The conventional wisdom here is that if users enjoy being on your website, meander around and complete whatever it is that they came to do – then search engines will favour you in their results. Whether that’s due to bounce rate, pogo-sticking, scroll depth or a long list of other considerations is largely academic, what’s important is that the more people who access and accomplish their task using your website the less you’ll have to worry about in terms of SEO.
How do I know if my site is slow?

Firstly it’s worth clarifying that your website can be slow to load and slow in terms of interactivity (I.e. when you click on a button nothing happens).

Whilst tools exist that I can share which list how well you score on a scale of 1 – 100 or A – F, a more practical and simpler test is simply to disconnect from wifi on your phone and click around your website. If the pages are taking a long time to finish loading, things randomly shift around and when you click on something it takes a noticeably long time for anything to happen – then it’s probably slow enough to warrant having a conversation.

The aim here is to keep people in the flow of what they’re doing, a button not doing anything when I click on it creates rage clicks and is usually a good reason for someone to go back to a search engine and try someone else.

What's the difference between lab testing and RUM testing?

Lab testing, sometimes called synthetic testing, refers to using tools which try to emulate the experiences of users and in doing so measures and scores what they expect will be your scores. Lab testing is integral for measuring whilst working on improvements, it allows engineers to see what the expected difference in timing will be once released to the website.

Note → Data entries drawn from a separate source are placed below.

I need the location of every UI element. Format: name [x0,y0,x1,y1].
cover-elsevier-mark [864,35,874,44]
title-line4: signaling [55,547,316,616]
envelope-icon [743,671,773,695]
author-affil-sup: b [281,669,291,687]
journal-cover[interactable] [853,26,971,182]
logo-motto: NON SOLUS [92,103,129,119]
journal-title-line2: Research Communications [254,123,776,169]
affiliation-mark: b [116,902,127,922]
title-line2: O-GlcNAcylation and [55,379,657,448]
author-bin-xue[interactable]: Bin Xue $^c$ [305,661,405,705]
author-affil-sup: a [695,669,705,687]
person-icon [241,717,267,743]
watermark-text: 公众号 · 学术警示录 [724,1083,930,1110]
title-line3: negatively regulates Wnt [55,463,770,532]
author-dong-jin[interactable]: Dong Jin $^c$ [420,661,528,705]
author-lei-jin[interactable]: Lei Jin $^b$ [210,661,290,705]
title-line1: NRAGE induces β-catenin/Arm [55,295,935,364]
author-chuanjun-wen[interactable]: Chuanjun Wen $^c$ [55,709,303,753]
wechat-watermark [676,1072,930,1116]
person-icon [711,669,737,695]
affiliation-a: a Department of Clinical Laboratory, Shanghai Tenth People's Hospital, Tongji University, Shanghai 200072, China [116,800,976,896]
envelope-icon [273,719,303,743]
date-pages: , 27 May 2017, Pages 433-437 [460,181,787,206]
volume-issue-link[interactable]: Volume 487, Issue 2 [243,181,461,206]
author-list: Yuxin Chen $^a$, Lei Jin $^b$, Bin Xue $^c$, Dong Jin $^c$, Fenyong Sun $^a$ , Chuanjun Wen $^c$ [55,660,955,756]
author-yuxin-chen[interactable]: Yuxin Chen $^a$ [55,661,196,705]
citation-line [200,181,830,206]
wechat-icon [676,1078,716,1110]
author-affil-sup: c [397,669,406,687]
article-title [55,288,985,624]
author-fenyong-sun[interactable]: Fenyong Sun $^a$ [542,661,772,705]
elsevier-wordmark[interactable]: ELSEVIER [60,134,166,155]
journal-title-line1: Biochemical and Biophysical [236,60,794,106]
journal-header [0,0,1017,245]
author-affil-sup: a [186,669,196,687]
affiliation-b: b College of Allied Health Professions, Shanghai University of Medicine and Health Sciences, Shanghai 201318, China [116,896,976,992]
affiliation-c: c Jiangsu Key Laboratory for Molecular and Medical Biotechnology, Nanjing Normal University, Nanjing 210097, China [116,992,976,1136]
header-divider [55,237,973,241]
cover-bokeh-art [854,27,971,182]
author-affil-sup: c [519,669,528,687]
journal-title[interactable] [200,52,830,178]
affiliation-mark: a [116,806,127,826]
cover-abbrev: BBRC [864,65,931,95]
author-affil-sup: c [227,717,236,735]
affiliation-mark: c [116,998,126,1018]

RUM, or Real User Measurement, testing is when you proactively measure users experiences when using your website. The benefit here is that it is 1st party data, which means it’s more dependable and carries no erroneous assumptions.

A fun bit of trivia is that Google actually provides you with RUM data by discreetly measuring users experiences in the chrome browser. This means that even if you have not been actively measuring your users interactions you can gather some data from Chrome.